TLS strategy: per-host certs, accept CT-log subdomain exposure

  • Chose: Issue a per-host certificate per tenant subdomain, accepting that subdomains become publicly enumerable via Certificate Transparency logs.
  • Rejected: A single wildcard cert that would hide subdomains from CT logs.
  • Why: The wildcard hides CT but exposes subdomains via DNS NS-walking and marketing pages anyway, so net privacy is unchanged; subdomain enumeration is a rate-limit/privacy reality of per-host TLS, not solvable architecturally, and tenants needing privacy can request BYOD.
  • Source: KD-0580

Tenant health status: derived from existing signals, not an admin-settable status column

  • Chose: Compute health at serialization time in TenantResourceData::from() from BillingPlanEnum + verified_at + domain provisioning status; "suspended" folds into BillingPlanEnum::Cancelled.

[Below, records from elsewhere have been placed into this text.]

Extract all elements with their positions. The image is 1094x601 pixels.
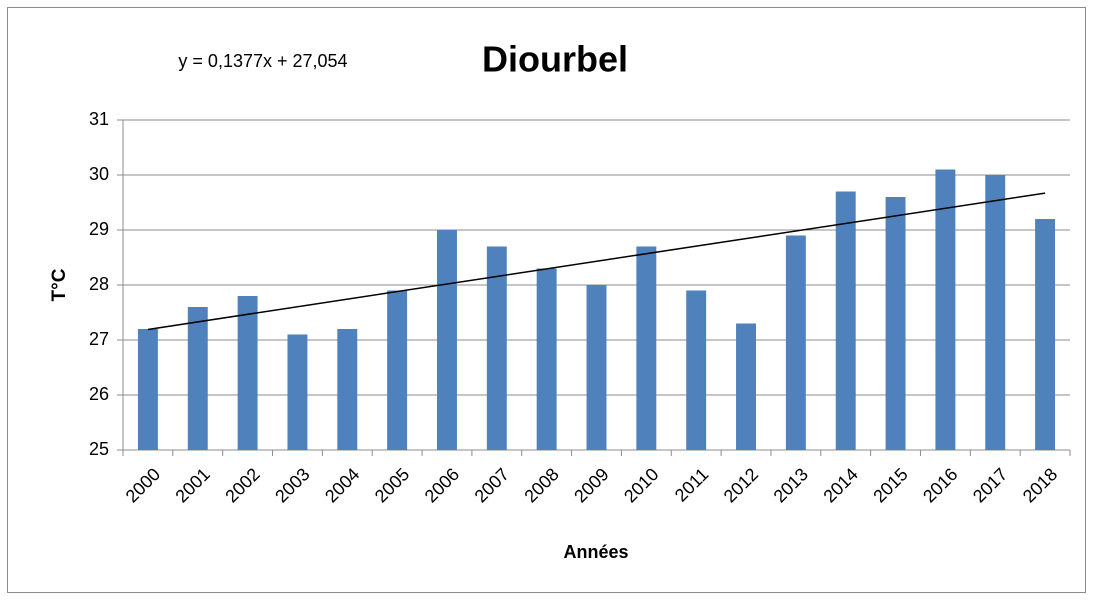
bar	[486, 246, 507, 450]
bar	[287, 334, 308, 450]
x-axis-label: Années	[563, 542, 628, 562]
bar	[536, 268, 557, 450]
bar	[237, 296, 258, 450]
y-tick-label: 26	[89, 384, 109, 404]
chart-title: Diourbel	[482, 39, 628, 80]
bar	[935, 169, 956, 450]
bar	[137, 329, 158, 450]
bar	[686, 290, 707, 450]
bar	[736, 323, 756, 450]
bar	[1035, 219, 1056, 450]
bar	[835, 191, 856, 450]
y-tick-label: 31	[89, 109, 109, 129]
bar	[187, 307, 208, 450]
y-tick-label: 27	[89, 329, 109, 349]
bar	[337, 329, 358, 450]
bar	[785, 235, 806, 450]
y-tick-label: 29	[89, 219, 109, 239]
bar	[437, 230, 457, 450]
y-axis-label: T°C	[49, 268, 70, 301]
bar	[636, 246, 657, 450]
bar	[985, 175, 1006, 450]
bar	[586, 285, 607, 450]
bar	[387, 290, 408, 450]
y-tick-label: 25	[89, 439, 109, 459]
trendline-equation: y = 0,1377x + 27,054	[178, 51, 347, 71]
y-tick-label: 28	[89, 274, 109, 294]
trendline	[147, 192, 1046, 331]
bar	[885, 197, 906, 450]
y-tick-label: 30	[89, 164, 109, 184]
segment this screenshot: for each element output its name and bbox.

No new column.
  • Rejected: A new admin-settable TenantStatusEnum column with toggle UI, allowing explicit suspension independent of billing.
  • Why: The issue's out-of-scope clause ("changing what triggers each status") confirms triggers are coded, not configurable — a derived status needs no migration, admin action, or form UI, and the only state it can't express (non-billing suspension) was explicitly out of scope.
  • Source: KD-0219 D1

Enum resolver takes primitive bools, not a model collection (deptrac safety)

  • Chose: TenantHealthStatusEnum::resolve(BillingPlanEnum, bool $isVerified, bool $hasDomainFailed, bool $hasDomainProvisioning) — the caller (ResourceData) inspects the domains collection and passes computed bools.
  • Rejected: Pass a Collection<Domain> (or Collection<ProvisioningStatusEnum>) into the resolver.
  • Why: deptrac.yaml allows the Enums layer no dependencies, so importing an Illuminate Collection or a Model there is a boundary violation; primitive params mirror the existing BillingPlanEnum::resolve() pattern and keep the enum a pure, easily unit-tested function.